6. Commit: `git commit -m "fix({finding_id}): brief description"`
7. Push: `git push origin {branch}`
8. Report result as JSON (see format below)

## Result Format (MANDATORY)

```json
{
  "task_id": "{id}",
  "status": "success|failed",
  "used": "5.2K",
  "commit_sha": "abc123",
  "notes": "Brief summary of what was done"
}
```

## Rules

- DO NOT modify docs/tasks.md
- DO NOT claim other tasks
- Complete this single task, report results, done

---

Compaction Protocol

Threshold: 55-60% context usage

CRITICAL: Agents CANNOT trigger compaction. Only the user typing /compact works.

• ❌ "compact and continue" does NOT work (agent outputs summary but context is NOT compressed)
• ❌ Agent cannot invoke /compact programmatically
• ✅ User must type /compact directly in the CLI

When approaching threshold (55-60%):

1. Complete current task
2. Persist all state:
   • Update docs/tasks.md with all progress
   • Update docs/orchestrator-learnings.json with variances
   • Commit and push both files
3. Output checkpoint using this EXACT format:

---
⚠️ COMPACTION REQUIRED

Context: {X}% — Cannot continue without compaction.

Progress: {completed}/{total} tasks ({percentage}%)
Next task: {task_id}

State persisted to:
- docs/tasks.md ✓
- docs/orchestrator-learnings.json ✓

ACTION REQUIRED:
1. Type `/compact` in the CLI (not in chat)
2. After compaction completes, say "continue"

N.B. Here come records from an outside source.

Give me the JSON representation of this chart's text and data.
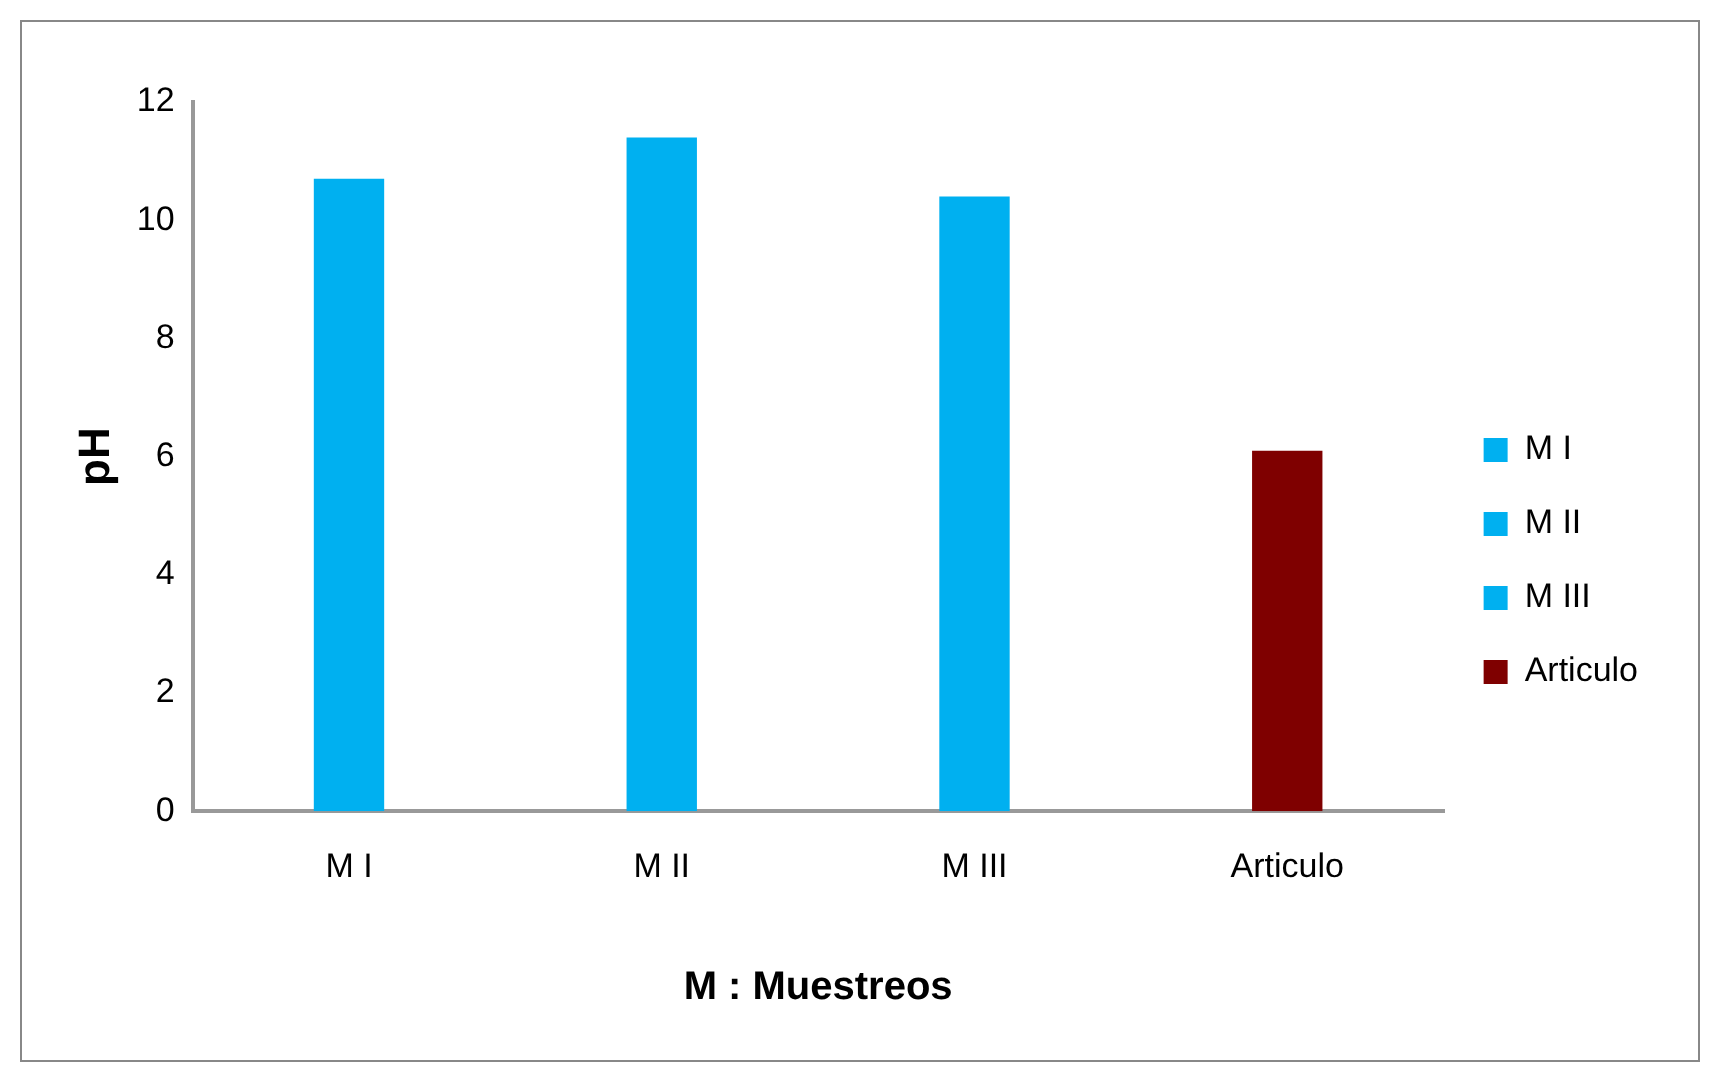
{
  "chart_data": {
    "type": "bar",
    "xlabel": "M : Muestreos",
    "ylabel": "pH",
    "categories": [
      "M I",
      "M II",
      "M III",
      "Articulo"
    ],
    "series": [
      {
        "name": "M I",
        "color": "#00b0f0",
        "values": [
          10.7,
          null,
          null,
          null
        ]
      },
      {
        "name": "M II",
        "color": "#00b0f0",
        "values": [
          null,
          11.4,
          null,
          null
        ]
      },
      {
        "name": "M III",
        "color": "#00b0f0",
        "values": [
          null,
          null,
          10.4,
          null
        ]
      },
      {
        "name": "Articulo",
        "color": "#7f0000",
        "values": [
          null,
          null,
          null,
          6.1
        ]
      }
    ],
    "ylim": [
      0,
      12
    ],
    "yticks": [
      0,
      2,
      4,
      6,
      8,
      10,
      12
    ],
    "grid": false,
    "legend": "right"
  }
}
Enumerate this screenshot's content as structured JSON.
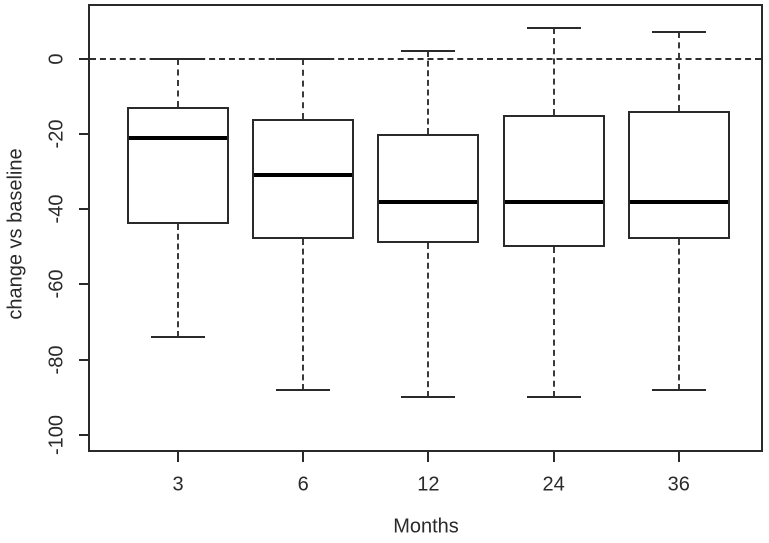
{
  "chart_data": {
    "type": "boxplot",
    "title": "",
    "xlabel": "Months",
    "ylabel": "change vs baseline",
    "categories": [
      "3",
      "6",
      "12",
      "24",
      "36"
    ],
    "y_tick_labels": [
      "0",
      "-20",
      "-40",
      "-60",
      "-80",
      "-100"
    ],
    "y_tick_values": [
      0,
      -20,
      -40,
      -60,
      -80,
      -100
    ],
    "ylim": [
      -105,
      14.5
    ],
    "reference_line": {
      "y": 0,
      "style": "dashed"
    },
    "grid": false,
    "legend_position": "none",
    "boxes": [
      {
        "category": "3",
        "whisker_low": -74,
        "q1": -44,
        "median": -21,
        "q3": -13,
        "whisker_high": 0
      },
      {
        "category": "6",
        "whisker_low": -88,
        "q1": -48,
        "median": -31,
        "q3": -16,
        "whisker_high": 0
      },
      {
        "category": "12",
        "whisker_low": -90,
        "q1": -49,
        "median": -38,
        "q3": -20,
        "whisker_high": 2
      },
      {
        "category": "24",
        "whisker_low": -90,
        "q1": -50,
        "median": -38,
        "q3": -15,
        "whisker_high": 8
      },
      {
        "category": "36",
        "whisker_low": -88,
        "q1": -48,
        "median": -38,
        "q3": -14,
        "whisker_high": 7
      }
    ],
    "colors": {
      "line": "#2a2a2a",
      "median": "#000000",
      "background": "#ffffff"
    }
  }
}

I will resume with {task_id} after compaction.
---

4. STOP COMPLETELY — do not continue working
5. Wait for user to run /compact and say "continue"
6. Resume from next task

Rules:

• Do NOT output a summary and keep working
• Do NOT claim you can compact yourself
• Do NOT continue past 60% — the checkpoint is mandatory
• STOP means STOP — wait for user action

---

Learning & Retrospective

Variance Thresholds

Variance	Action
0-30%	Log only (acceptable)
30-50%	Flag for review
50-100%	Capture learning to docs/orchestrator-learnings.json
>100%	CRITICAL — review task classification

Task Type Classification

Type	Keywords	Base Estimate
STYLE_FIX	"formatting", "prettier", "lint"	3-5K
BULK_CLEANUP	"unused", "warnings", "~N files"	file_count × 550
GUARD_ADD	"add guard", "decorator", "validation"	5-8K
SECURITY_FIX	"sanitize", "injection", "XSS"	8-12K × 2.5
AUTH_ADD	"authentication", "auth"	15-25K
REFACTOR	"refactor", "replace", "migrate"	10-15K
TEST_ADD	"add tests", "coverage"	15-25K

---

Report Cleanup

QA automation generates report files in docs/reports/qa-automation/pending/. Clean up after processing.

Event	Action
Task success	Delete matching reports from pending/
Task failed	Move reports to escalated/
Phase verification	Clean up all pending/ reports
Milestone complete	Archive or delete escalated/

---

Stopping Criteria

ONLY stop if:

1. All tasks in docs/tasks.md are done
2. Critical blocker preventing progress (document and alert)
3. Context usage >= 55% — output COMPACTION REQUIRED checkpoint and wait
4. Absolute context limit reached AND cannot compact further

DO NOT stop to ask "should I continue?" — the answer is always YES. DO stop at 55-60% — output the compaction checkpoint and wait for user to run /compact.

---

Kickstart Message Format

## Mission

Remediate findings from the codebase review.

## Setup

- Project: /home/localadmin/src/mosaic-stack
- Review: docs/reports/{report-name}/
- Quality gates: pnpm lint && pnpm typecheck && pnpm test
- Milestone: {milestone-name}
- Task prefix: MS

## Protocol

Read docs/claude/orchestrator.md for full instructions.

## Start

Bootstrap from the review report, then execute until complete.

---

Quick Reference

Phase	Action
Bootstrap	Parse reports → Categorize → Estimate → Create issues → Create tasks.md
Execute	Loop: claim → spawn worker → update → commit
Compact	At 60%: summarize, clear history, continue
Stop	Queue empty, blocker, or context limit

Orchestrator owns tasks.md. Workers execute and report. Single writer eliminates conflicts.